Wickedly smiling berry pooper

As my niece told me, pokeweed is invasive–so much so that it has now outrun Wikipedia, which thinks we don’t have any here. It’s planted by birds. Birds are unaffected by the seeds and so they eat them and poop them out and fly to a branch and smile wickedly at us. It’s an inward smile, on account of the beak situation. They’re smiling because pooping out toxic plants is their plan to get back at us for letting our stupid cats out. And for pesticides, and windows that look like sky, and tidying up our gardens so there’s nothing to eat, and climate change that’s throwing off the insect hatch, and mountaintop removal, and all that there.

We don’t like invasive species, officially, even though we’re responsible for most of them. Some of them chew up all the plants we really like, or choke off the fish in lakes, or outcompete natives, or otherwise throw everything off balance. Even the ones that appear harmless, like the plague of ring-necked doves, can be very disruptive to the musicsphere. All hoo-hoo, hoo-hoo, all day long, like some crappy avian New Age music that they play in the naturopath’s office that’s supposed to calm you down and totally doesn’t. Somewhere in Florida right now there’s an escaped tropical pet bird with constipation heading this way with a load of kudzu seeds and a pair of stowaway Japanese beetles. Invasives! Bleah. We hate them.

That might be what psychologists call “projection.” After all, the worst invasive in the world is us. The glaciers held us in check for a long time, but once they pulled their icy lips back off the marble, we invaded like crazy. Look, there’s a nook! There’s a cranny! Let’s jam ourselves in there. It’ll be right roomy once we wipe out all the big scary animals. Heck, we can use this entire middle part for growing Cheez Doodles if we shoot all the bison that are stomping on it. And their bones are so much fun to stack up.

We can’t get enough of invasion. Even now we’ve got people absolutely incensed that some of the real estate has been pulled off the market, like our parks and refuges, because all that wasted land could be used to make hamburger or toilet paper or money. We assume we own every little thing and then we treat it like we can always get more.
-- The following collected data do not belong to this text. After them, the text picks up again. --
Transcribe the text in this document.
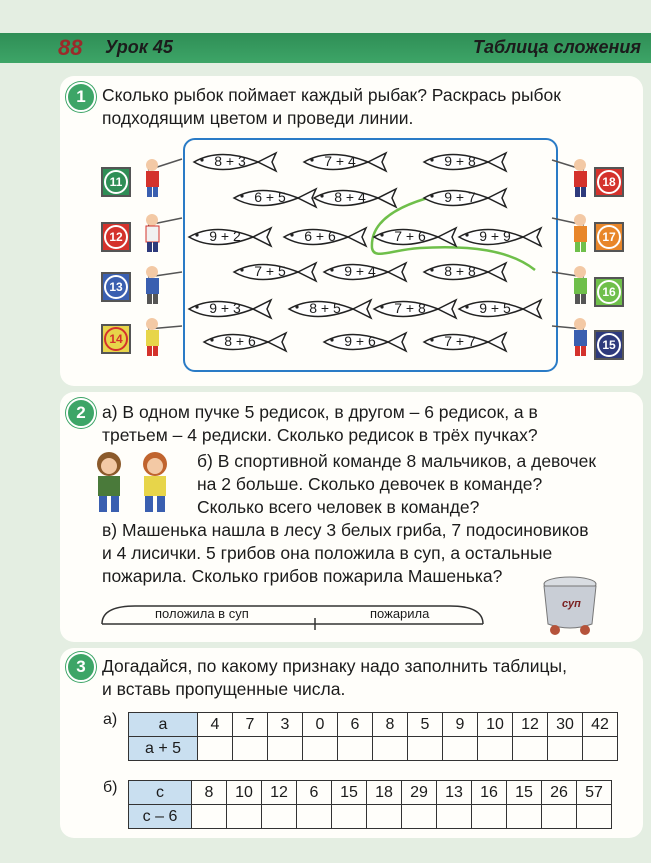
88 Урок 45	Таблица сложения
1 Сколько рыбок поймает каждый рыбак? Раскрась рыбок
подходящим цветом и проведи линии.
8 + 3	7 + 4	9 + 8
6 + 5	8 + 4	9 + 7
9 + 2	6 + 6	7 + 6	9 + 9
7 + 5	9 + 4	8 + 8
9 + 3	8 + 5	7 + 8	9 + 5
8 + 6	9 + 6	7 + 7
11
12
13
14
18
17
16
15
2 а) В одном пучке 5 редисок, в другом – 6 редисок, а в
третьем – 4 редиски. Сколько редисок в трёх пучках?
б) В спортивной команде 8 мальчиков, а девочек
на 2 больше. Сколько девочек в команде?
Сколько всего человек в команде?
в) Машенька нашла в лесу 3 белых гриба, 7 подосиновиков
и 4 лисички. 5 грибов она положила в суп, а остальные
пожарила. Сколько грибов пожарила Машенька?
положила в суп	пожарила
суп
3 Догадайся, по какому признаку надо заполнить таблицы,
и вставь пропущенные числа.
а)
б)
a	4	7	3	0	6	8	5	9	10	12	30	42
a + 5												
c	8	10	12	6	15	18	29	13	16	15	26	57
c – 6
But right about now the world is gathering up its forces. There’s anthrax thawing out in Siberia. There are viruses auditioning mosquitoes and chickens for hosting rights. There are droughts spreading and people moving toward diminishing sources of water and we’re bombing each other over the goodies that are left. The sea is rising and sending little fingers into the coastline. That’s the earth feeling along the ribs, looking for the sternum and diaphragm, and when it gets a good grip it’s going to Heimlich us out of here.

The earth won’t last forever, either. The sun’s getting brighter, and the oceans will evaporate, and the tectonic plates are going to grind to a standstill, and the planet’s going to get a good wobble to it, but it’ll still be a cushy ride for another billion years or so, plenty of time for a do-over of the species list. Maybe it will even come up with something like us, with an ear for music, prehensile antlers, a handy pouch, and two tails to send mixed messages with. Maybe it can whomp up something really smart. After all, it only took about sixty million years to score a human being out of a basic shrew. Smart’s okay. Wonderful things have been created by smart humans.